Als Keen schon gehen wollte, frage Bolitho noch:»Gibt's private Neuigkeiten, Val?»

Keen strahlte.»Der Brief von Zenoria, Sir… Wir haben jetzt das Hochzeitsdatum festgelegt. Lady Catherine wird alles arrangieren. Die beiden haben sich gut verstanden, sie hat Zenoria sogar nach Falmouth eingeladen!»

Bolitho lächelte und drückte Keen fest die Hand.»Ich freue mich sehr. Niemand hat dieses Glück so verdient wie Sie. »l

Als Keen gegangen war, um die Anemone zum Geschwader zurückrufen zu lassen, überlegte Bolitho, was Catherine ihm von dem Treffen mit Zenoria erzählt hatte. Es klang so, als ob Zenorias Onkel, der kürzlich aus Indien zurückgekehrt war, etwas gegen ihre

Heirat hatte. Wollte er die schöne junge Frau mit den Mondscheinaugen vielleicht selber ehelichen?

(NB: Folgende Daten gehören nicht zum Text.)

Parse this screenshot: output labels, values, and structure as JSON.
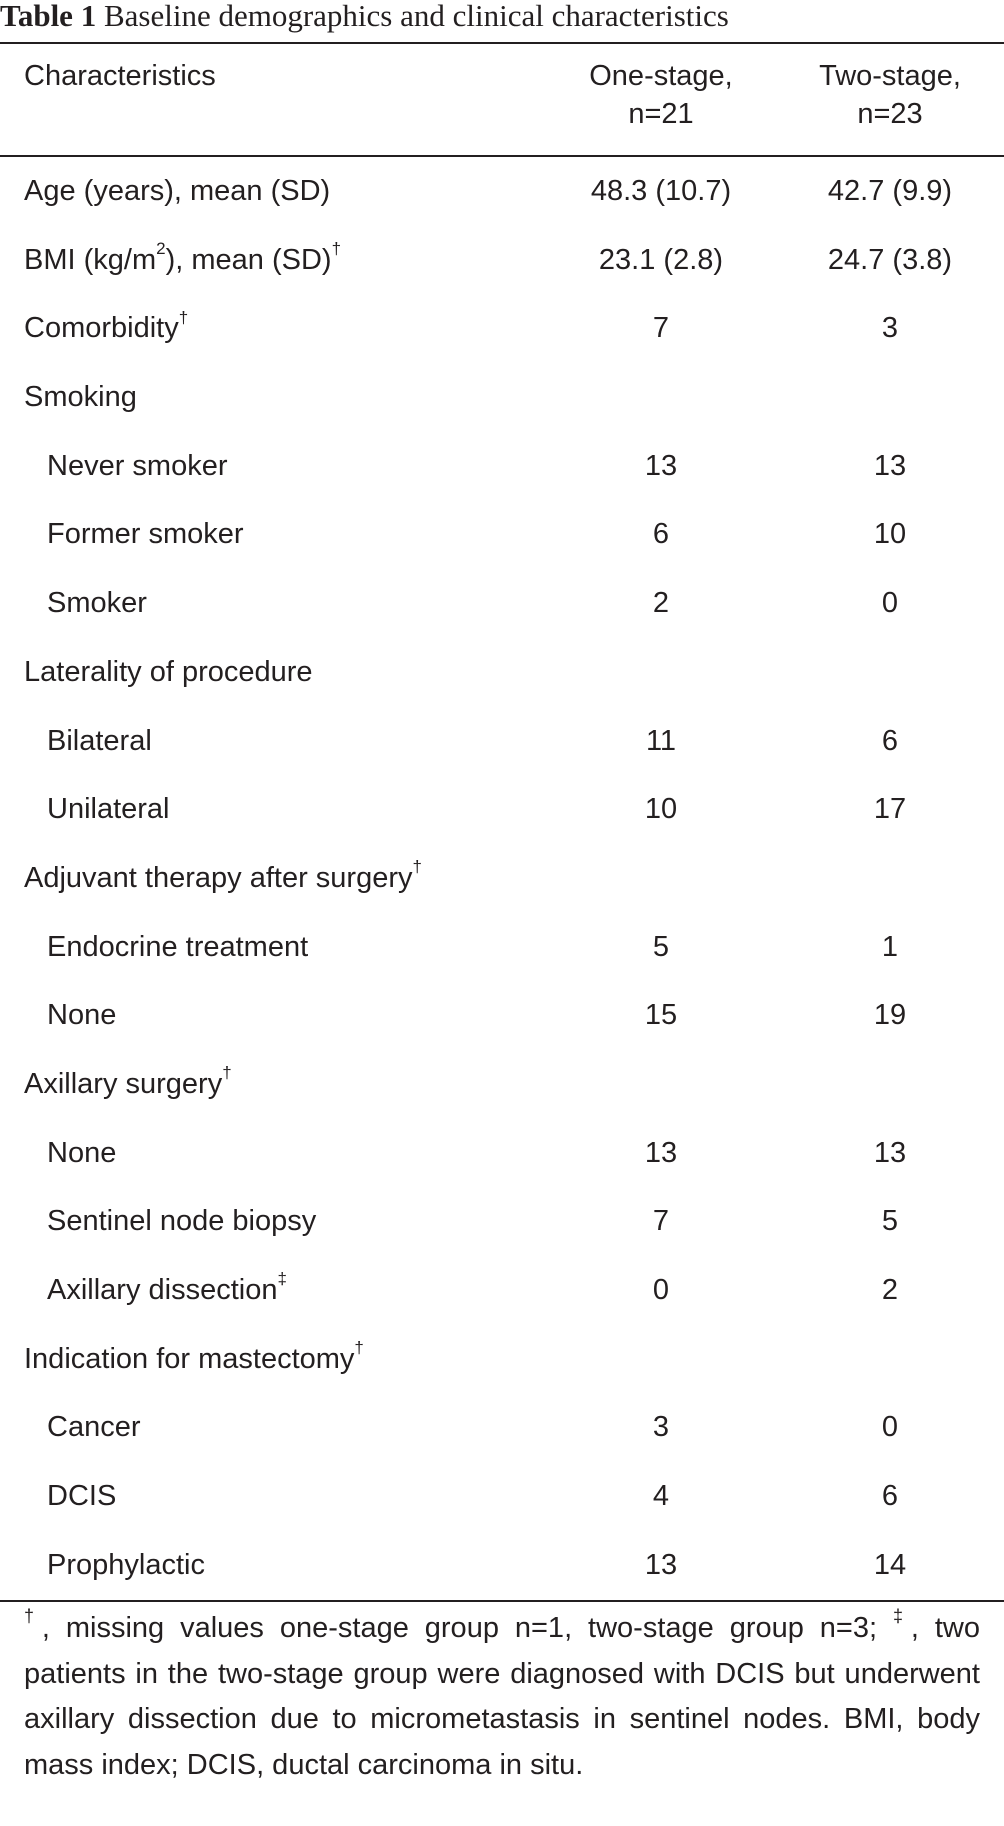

Dann widmete er sich wieder den Dokumenten, die er aus London mitgebracht hatte. Er hatte die Operationspläne in einer bleibeschwerten Tasche transportiert. Hätte ein Gegner die Tybalt abgefangen und besiegt, wäre die Tasche über Bord geflogen und versunken, statt dem Feind in die Hände zu fallen.